Formation and evolution of Th-REE mineralizing fluids at the Kiruna-type Choghart iron oxide-apatite deposit, Central Iran: Insights from fluid inclusions and H-C-O isotopes

The Choghart iron oxide-apatite (IOA) deposit is one of the largest iron mines of the Bafq district in Central Iran. This deposit is hosted by the Early Cambrian rhyolites, and diabase dikes crosscut both host rocks and the ore bodies. The Choghart rhyolites erupted in a continental arc setting, while the Choghart diabase dikes formed in a back-arc basin environment. Thorite, minor titanite, and REE-oxide are the main hosts of Th and REEs. The mineralogy and geochemistry support that the Th-REE mineralization formed at relatively reduced conditions. The presence of calcite accompanied by thorite and titanite suggests that Th and REE probably migrated as carbonate complexes in the mineralizing hydrothermal fluids. Microthermometric data of calcite associated with thorite indicate that the salinity of the ore-forming fluids varies from 20 to 30 wt% NaCl equivalent with temperature estimates between 300 and 370 degrees C. The narrow range of homogenization temperature and low salinities of the fluid inclusions imply the presence of only one fluid phase in the Th-REE mineralization. The calcite delta C-13(PDB) (-3.9 to -4.1 parts per thousand) and delta O-18(SMOW) (6.6-7.0 parts per thousand) support a magmatic source for the ore-forming fluids. Actinolite delta D (5.55-6.72 parts per thousand) and delta O-18 (-100.8 to -82.4 parts per thousand) also suggest a magmatic source of the ore-forming fluids. Microthermometric data imply that fluid-rock interaction and cooling were critical factors triggering the thorite precipitation at Choghart IOA deposit.
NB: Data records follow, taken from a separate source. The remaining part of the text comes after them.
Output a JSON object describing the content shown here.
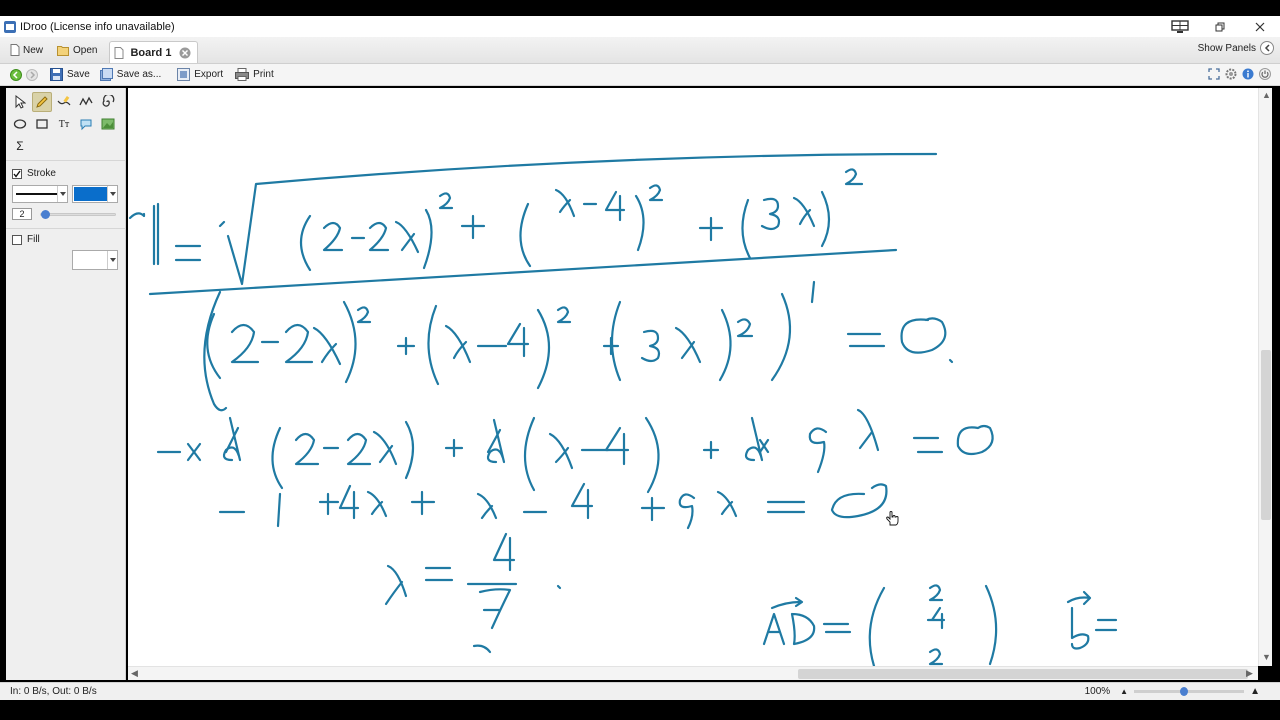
{
  "window": {
    "title": "IDroo (License info unavailable)"
  },
  "tabbar": {
    "new_label": "New",
    "open_label": "Open",
    "board_tab_label": "Board 1",
    "show_panels_label": "Show Panels"
  },
  "toolbar": {
    "save_label": "Save",
    "save_as_label": "Save as...",
    "export_label": "Export",
    "print_label": "Print"
  },
  "sidebar": {
    "tools": [
      "select-tool",
      "pencil-tool",
      "highlighter-tool",
      "polyline-tool",
      "spiral-tool",
      "ellipse-tool",
      "rectangle-tool",
      "text-tool",
      "callout-tool",
      "image-tool",
      "formula-tool"
    ],
    "active_tool": "pencil-tool",
    "text_tool_glyph": "Tт",
    "formula_glyph": "Σ",
    "stroke_label": "Stroke",
    "stroke_checked": true,
    "stroke_color": "#0a6ecb",
    "stroke_size": "2",
    "fill_label": "Fill",
    "fill_checked": false
  },
  "canvas": {
    "ink_color": "#1f7aa3",
    "handwriting": "‖r‖ = √((2−2λ)² + (λ−4)² + (3λ)²); ((2−2λ)² + (λ−4)² + (3λ)²)′ = 0; −2×2(2−2λ) + 2(λ−4) + 2×9λ = 0; −4 + 4λ + λ − 4 + 9λ = 0; λ = 4/7; AD = (2, −4, 2); b ="
  },
  "statusbar": {
    "network": "In: 0 B/s, Out: 0 B/s",
    "zoom_level": "100%",
    "zoom_fraction": 0.45
  }
}
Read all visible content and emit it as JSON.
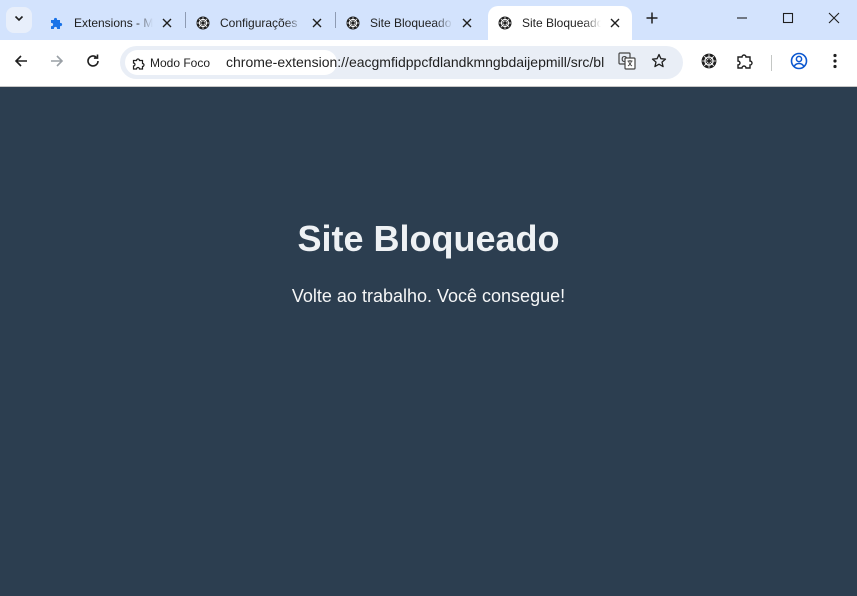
{
  "tabs": [
    {
      "title": "Extensions - Modo Foco",
      "icon": "puzzle-icon"
    },
    {
      "title": "Configurações",
      "icon": "extension-favicon"
    },
    {
      "title": "Site Bloqueado",
      "icon": "extension-favicon"
    },
    {
      "title": "Site Bloqueado",
      "icon": "extension-favicon",
      "active": true
    }
  ],
  "toolbar": {
    "chip_label": "Modo Foco",
    "url": "chrome-extension://eacgmfidppcfdlandkmngbdaijepmill/src/blocked.html"
  },
  "page": {
    "heading": "Site Bloqueado",
    "message": "Volte ao trabalho. Você consegue!"
  },
  "colors": {
    "background": "#2c3e50",
    "tabstrip": "#d3e3fd",
    "accent": "#0b57d0"
  }
}
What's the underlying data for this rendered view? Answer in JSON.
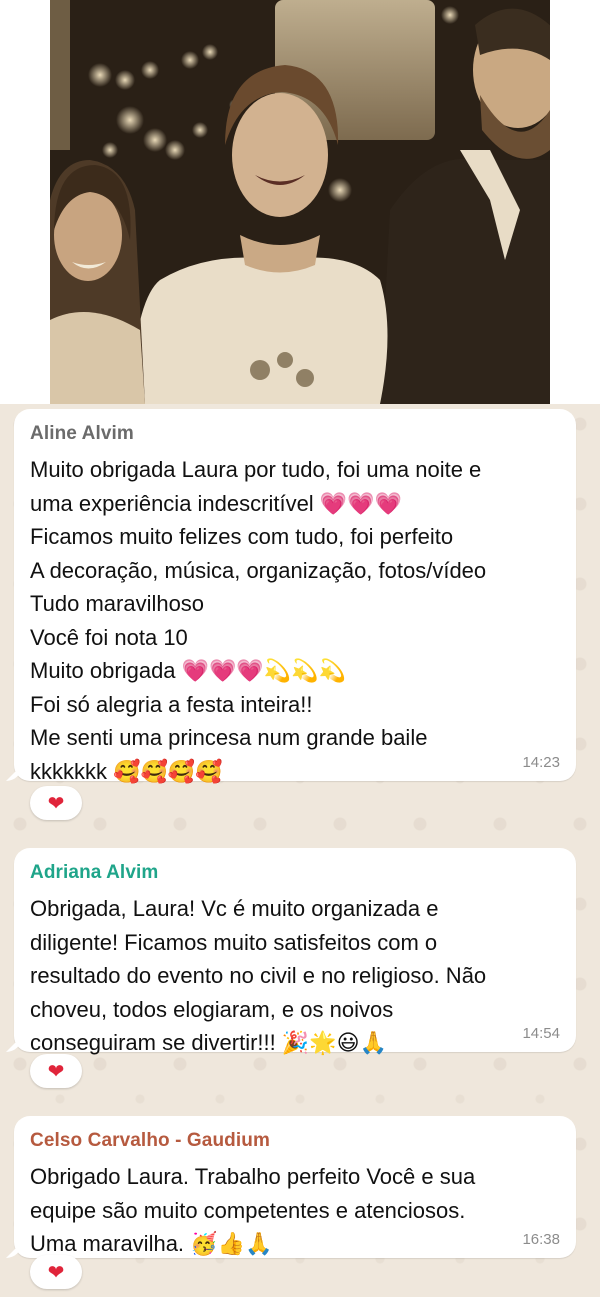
{
  "colors": {
    "chat_background": "#efe7dc",
    "bubble_background": "#ffffff",
    "sender_aline": "#6b6b6b",
    "sender_adriana": "#1fa58a",
    "sender_celso": "#b65a3f",
    "timestamp": "#8c8c8c",
    "heart": "#e0243a"
  },
  "photo": {
    "description_icon": "wedding-photo-sepia"
  },
  "messages": [
    {
      "sender": "Aline Alvim",
      "lines": [
        "Muito obrigada Laura por tudo, foi uma noite e",
        "uma experiência indescritível 💗💗💗",
        "Ficamos muito felizes com tudo, foi perfeito",
        "A decoração, música, organização, fotos/vídeo",
        "Tudo maravilhoso",
        "Você foi nota 10",
        "Muito obrigada 💗💗💗💫💫💫",
        "Foi só alegria a festa inteira!!",
        "Me senti uma princesa num grande baile",
        "kkkkkkk 🥰🥰🥰🥰"
      ],
      "time": "14:23",
      "reaction": "❤"
    },
    {
      "sender": "Adriana Alvim",
      "lines": [
        "Obrigada, Laura! Vc é muito organizada e",
        "diligente! Ficamos muito satisfeitos com o",
        "resultado do evento no civil e no religioso. Não",
        "choveu, todos elogiaram, e os noivos",
        "conseguiram se divertir!!! 🎉🌟😃🙏"
      ],
      "time": "14:54",
      "reaction": "❤"
    },
    {
      "sender": "Celso Carvalho - Gaudium",
      "lines": [
        "Obrigado Laura. Trabalho perfeito   Você e sua",
        "equipe  são muito competentes e atenciosos.",
        "Uma maravilha. 🥳👍🙏"
      ],
      "time": "16:38",
      "reaction": "❤"
    }
  ]
}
Stable isotopic data indicate that post-magmatic fluids derived from rhyolitic magmas played a significant role in the Th-REE mineralization.

Automated summary

The Choghart iron oxide-apatite (IOA) deposit in Central Iran is one of the largest iron mines in the region. This study investigates the formation of Thorium-Rare Earth Elements (Th-REE) mineralization in the deposit. The findings suggest that the mineralization occurred in reduced conditions, and the ore-forming fluids likely migrated as carbonate complexes. The study also reveals the role of fluid-rock interaction and cooling in triggering thorite precipitation. Stable isotopic analysis indicates the involvement of post-magmatic fluids derived from rhyolitic magmas in the Th-REE mineralization.